PSG : l’envers d’une victoire
Derrière le talent d’une équipe, il y a surtout une opération de « soft power » louche financée à coups de milliards d’euros et une coupe qui tient autant des jeux du cirque que d’une compétition sportive.
Par une nuit électrique, le PSG a donc battu l’Inter Milan en finale de la Ligue des champions. Scènes de folie dans les rues de la capitale, parade sur les Champs et illuminations de la Tour Eiffel. Les médias n’ont pas lésiné sur les superlatifs. Paris « c’est magique » , n’est-ce pas ? Et si on réfléchissait un peu ?
Depuis l’arrivée du Qatar en 2011 le PSG n’est plus un club français mais la filiale d’influence d’un État du Golfe. Une machine à cash dont le Président est inculpé pour corruption. L’émirat a investi plus de 2,5 milliards d’euros dans cette affaire. Quant à l’Inter Milan, il est la propriété d’un fonds d’investissement américain qui l’a acquis pour 1,3 milliards il y a quelques mois. Transferts records, salaires astronomiques : le budget du PSG atteint 800 millions et celui de l’Inter Milan 300 millions.

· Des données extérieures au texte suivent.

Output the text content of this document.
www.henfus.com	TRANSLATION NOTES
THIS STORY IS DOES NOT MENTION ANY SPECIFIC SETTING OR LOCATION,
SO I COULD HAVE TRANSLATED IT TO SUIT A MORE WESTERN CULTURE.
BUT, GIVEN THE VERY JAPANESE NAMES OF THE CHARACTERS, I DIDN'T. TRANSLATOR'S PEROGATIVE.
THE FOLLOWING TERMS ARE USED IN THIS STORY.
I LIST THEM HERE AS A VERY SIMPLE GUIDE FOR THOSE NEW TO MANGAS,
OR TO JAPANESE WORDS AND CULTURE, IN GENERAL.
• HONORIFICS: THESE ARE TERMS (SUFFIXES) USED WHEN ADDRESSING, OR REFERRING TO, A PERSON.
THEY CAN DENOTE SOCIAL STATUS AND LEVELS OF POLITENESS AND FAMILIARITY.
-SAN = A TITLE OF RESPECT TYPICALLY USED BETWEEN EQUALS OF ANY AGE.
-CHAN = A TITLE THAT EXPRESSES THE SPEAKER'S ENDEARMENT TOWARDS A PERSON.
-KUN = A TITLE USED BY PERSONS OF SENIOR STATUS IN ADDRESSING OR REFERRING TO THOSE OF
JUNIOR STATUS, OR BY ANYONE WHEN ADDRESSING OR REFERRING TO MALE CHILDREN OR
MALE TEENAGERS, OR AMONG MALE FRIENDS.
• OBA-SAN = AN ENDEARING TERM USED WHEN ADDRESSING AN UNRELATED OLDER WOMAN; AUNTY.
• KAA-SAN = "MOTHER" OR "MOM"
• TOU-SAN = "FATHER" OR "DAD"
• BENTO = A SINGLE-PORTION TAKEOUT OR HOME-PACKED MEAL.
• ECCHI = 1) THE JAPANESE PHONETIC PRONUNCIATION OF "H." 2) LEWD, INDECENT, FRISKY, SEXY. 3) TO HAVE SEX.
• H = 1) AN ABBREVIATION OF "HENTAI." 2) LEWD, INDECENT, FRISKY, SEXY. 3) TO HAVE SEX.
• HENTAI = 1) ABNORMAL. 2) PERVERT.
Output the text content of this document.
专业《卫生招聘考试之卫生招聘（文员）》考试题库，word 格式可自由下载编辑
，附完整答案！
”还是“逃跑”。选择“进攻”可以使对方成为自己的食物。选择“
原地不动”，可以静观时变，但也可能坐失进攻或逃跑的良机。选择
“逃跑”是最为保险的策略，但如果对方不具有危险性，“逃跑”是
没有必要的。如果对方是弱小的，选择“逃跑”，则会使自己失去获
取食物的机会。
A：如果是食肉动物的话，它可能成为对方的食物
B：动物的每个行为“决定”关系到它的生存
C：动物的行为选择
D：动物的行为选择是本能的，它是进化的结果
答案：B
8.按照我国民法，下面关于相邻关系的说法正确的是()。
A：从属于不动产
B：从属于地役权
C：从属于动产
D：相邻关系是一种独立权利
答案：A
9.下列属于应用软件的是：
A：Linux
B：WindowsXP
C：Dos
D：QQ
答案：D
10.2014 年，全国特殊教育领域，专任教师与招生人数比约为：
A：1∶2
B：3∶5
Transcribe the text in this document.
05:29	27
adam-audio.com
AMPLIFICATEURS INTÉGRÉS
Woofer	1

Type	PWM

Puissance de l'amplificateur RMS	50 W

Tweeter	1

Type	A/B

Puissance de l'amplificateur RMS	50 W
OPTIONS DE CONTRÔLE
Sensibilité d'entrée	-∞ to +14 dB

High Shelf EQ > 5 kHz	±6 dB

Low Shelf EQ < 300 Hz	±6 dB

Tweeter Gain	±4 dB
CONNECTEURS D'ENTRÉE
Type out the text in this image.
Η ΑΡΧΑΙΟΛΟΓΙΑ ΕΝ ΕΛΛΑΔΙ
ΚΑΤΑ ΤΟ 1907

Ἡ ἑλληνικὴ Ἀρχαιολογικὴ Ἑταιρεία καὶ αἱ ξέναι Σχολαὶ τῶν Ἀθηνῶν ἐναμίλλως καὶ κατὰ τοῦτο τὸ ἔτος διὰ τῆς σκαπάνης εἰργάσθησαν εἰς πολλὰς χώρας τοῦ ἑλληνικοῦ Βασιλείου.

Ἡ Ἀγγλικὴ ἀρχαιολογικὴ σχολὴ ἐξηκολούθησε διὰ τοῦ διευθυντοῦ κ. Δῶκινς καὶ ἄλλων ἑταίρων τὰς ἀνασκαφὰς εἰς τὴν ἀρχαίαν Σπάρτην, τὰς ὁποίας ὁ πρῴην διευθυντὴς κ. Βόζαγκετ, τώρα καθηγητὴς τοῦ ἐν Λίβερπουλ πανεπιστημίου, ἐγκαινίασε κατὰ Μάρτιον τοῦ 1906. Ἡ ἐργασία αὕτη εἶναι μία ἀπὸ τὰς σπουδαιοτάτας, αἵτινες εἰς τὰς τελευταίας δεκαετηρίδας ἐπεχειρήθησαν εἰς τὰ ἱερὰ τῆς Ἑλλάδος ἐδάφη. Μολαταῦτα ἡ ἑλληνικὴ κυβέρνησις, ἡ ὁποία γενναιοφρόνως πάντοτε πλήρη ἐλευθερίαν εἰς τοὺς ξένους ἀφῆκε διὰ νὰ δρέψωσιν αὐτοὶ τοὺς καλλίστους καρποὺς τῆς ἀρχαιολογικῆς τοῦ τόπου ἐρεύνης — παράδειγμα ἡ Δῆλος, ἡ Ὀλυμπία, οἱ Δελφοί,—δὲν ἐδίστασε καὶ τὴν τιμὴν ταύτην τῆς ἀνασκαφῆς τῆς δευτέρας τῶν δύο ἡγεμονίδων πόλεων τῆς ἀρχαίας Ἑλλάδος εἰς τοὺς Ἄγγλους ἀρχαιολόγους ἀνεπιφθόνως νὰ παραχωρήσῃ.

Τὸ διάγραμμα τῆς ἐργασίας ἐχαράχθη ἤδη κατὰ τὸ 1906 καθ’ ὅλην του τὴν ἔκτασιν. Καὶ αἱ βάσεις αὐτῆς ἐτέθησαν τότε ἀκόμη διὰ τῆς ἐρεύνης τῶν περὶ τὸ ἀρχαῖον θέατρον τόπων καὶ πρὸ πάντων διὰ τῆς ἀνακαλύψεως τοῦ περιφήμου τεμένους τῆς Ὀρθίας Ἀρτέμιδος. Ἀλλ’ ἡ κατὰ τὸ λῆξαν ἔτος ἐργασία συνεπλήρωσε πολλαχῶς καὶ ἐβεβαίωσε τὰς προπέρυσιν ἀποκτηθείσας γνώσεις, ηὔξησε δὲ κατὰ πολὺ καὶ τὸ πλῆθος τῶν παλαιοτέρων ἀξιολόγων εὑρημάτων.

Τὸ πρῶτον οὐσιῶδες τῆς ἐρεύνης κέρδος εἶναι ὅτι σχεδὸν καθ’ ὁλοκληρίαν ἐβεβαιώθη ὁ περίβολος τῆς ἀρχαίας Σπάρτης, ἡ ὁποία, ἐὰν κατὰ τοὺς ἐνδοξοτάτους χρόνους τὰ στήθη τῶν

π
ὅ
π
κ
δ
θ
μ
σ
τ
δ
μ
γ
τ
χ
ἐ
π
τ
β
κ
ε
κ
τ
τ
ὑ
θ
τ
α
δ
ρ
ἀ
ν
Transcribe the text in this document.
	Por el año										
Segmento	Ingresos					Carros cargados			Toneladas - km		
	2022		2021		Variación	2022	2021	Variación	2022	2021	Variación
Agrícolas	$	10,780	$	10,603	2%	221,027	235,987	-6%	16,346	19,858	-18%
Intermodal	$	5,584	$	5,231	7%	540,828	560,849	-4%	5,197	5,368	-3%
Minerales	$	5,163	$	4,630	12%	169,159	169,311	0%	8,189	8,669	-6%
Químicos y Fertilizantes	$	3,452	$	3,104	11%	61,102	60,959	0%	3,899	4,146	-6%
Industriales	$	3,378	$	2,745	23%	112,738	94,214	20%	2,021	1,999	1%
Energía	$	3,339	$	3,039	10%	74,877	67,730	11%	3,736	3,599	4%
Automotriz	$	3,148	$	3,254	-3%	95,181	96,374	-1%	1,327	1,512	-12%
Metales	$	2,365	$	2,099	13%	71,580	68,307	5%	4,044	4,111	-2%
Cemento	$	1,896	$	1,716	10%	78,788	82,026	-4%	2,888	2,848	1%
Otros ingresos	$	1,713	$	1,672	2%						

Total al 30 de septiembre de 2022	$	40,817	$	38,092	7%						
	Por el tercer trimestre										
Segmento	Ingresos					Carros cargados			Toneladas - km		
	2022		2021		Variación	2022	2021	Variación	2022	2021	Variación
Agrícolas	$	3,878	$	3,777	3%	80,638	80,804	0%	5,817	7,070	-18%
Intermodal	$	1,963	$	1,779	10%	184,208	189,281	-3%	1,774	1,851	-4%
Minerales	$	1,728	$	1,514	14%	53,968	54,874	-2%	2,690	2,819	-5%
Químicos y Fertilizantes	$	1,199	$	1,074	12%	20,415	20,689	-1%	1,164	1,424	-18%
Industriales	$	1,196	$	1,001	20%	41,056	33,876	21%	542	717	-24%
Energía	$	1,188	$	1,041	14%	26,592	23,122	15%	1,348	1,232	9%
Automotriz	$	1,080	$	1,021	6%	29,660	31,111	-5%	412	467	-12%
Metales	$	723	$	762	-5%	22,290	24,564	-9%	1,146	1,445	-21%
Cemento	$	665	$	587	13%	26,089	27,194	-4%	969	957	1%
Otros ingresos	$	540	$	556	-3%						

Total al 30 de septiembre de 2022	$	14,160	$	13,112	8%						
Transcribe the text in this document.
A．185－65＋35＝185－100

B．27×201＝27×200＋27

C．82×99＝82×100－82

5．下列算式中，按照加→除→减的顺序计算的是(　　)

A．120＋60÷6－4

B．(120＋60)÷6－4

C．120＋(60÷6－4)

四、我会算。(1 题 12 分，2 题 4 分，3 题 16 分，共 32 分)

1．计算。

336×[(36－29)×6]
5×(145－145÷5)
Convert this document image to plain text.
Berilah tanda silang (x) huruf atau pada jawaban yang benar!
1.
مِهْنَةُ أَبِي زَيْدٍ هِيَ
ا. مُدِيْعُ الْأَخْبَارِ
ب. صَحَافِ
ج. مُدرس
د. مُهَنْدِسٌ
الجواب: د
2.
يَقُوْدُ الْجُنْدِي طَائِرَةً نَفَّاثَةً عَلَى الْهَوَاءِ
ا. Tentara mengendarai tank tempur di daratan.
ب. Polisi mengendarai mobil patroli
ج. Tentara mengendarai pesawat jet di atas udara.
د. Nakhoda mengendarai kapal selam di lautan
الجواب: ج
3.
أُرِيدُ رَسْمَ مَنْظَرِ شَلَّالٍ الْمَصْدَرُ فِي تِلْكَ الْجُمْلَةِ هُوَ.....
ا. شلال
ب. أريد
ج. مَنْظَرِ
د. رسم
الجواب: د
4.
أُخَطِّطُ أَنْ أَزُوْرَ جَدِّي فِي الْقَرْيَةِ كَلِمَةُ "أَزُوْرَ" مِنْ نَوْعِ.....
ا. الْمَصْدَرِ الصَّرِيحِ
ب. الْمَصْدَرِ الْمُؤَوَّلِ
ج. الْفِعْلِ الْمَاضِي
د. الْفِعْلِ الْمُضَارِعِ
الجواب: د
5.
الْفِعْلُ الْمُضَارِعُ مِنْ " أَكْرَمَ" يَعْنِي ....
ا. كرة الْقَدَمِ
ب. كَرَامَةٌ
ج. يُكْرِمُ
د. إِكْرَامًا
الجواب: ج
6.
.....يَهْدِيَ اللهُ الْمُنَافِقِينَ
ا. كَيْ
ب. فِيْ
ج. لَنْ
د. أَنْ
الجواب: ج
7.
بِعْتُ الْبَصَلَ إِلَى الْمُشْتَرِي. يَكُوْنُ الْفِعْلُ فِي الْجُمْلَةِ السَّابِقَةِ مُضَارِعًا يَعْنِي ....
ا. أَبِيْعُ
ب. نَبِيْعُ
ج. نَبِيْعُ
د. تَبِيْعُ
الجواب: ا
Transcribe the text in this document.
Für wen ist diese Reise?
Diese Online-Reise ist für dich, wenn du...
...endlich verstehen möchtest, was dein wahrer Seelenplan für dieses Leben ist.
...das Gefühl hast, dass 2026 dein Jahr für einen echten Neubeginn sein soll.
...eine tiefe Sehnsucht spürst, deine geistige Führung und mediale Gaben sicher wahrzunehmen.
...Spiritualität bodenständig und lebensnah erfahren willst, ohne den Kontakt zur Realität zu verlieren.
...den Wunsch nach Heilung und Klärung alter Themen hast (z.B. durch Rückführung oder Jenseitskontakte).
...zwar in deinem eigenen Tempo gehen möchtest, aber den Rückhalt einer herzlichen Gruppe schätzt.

En regard, la plupart des clubs de foot en province peinent à survivre. Le football français fonctionne à deux vitesses et la financiarisation des uns côtoie le dénuement des autres. À Niort, Dunkerque ou Rodez les budgets tournent a moins de 5 millions d’euros. Bordeaux , Sochaux, Nancy ont d’ailleurs sombré. Le club de la capitale bénéficie, lui, de généreux sponsors qui le mettent glorieusement au service d’intérêts étrangers. Le PSG capte la moitié des revenus de sponsoring de toute la Ligue 1 : 380 millions d’euros contre … 7 pour le stade de Reims. Enfin, et en dépit des efforts de quelques collectivités locales, la plupart des stades de province sont vétustes et mal entretenus. Le PSG, lui , prévoit de dépenser plus d’un milliard d’euros pour son prochain déménagement du Parc des Princes.
Peu importe dit-on, la liesse populaire justifie tout. C’est vite dit. Derrière quelques vrais amateurs de sport comment ne pas voir la vulgarité des tribunes, comment ne pas entendre les chants homophobes, comment accepter les défoulements violents d’après match ? Derrière les drapeaux du club comment ne pas remarquer celui de pays peu recommandables voire les couleurs d’un islamisme militant ? Et dans les rues de Paris ce défilé de tribus éclatées et beuglantes ….
Quand l’engagement politique est déconsidéré, le travail incertain, la famille éclatée, l’école larguée, le club fétiche devient une fiction de fierté à laquelle il est facile de se raccrocher . Surtout quand il faut oublier la cité anonyme d’où l’on vient. Cette identification cache un malaise profond, une solitude collective, une recherche d’identité et parfois une rage refoulée. Ce n’est pas leur club, ce n’est pas leur ville souvent, ce n’est pas vraiment leur victoire. C’est une passion factice, un rêve emprunté , pour remplir ce vide que ni la République ni la société ne savent plus combler.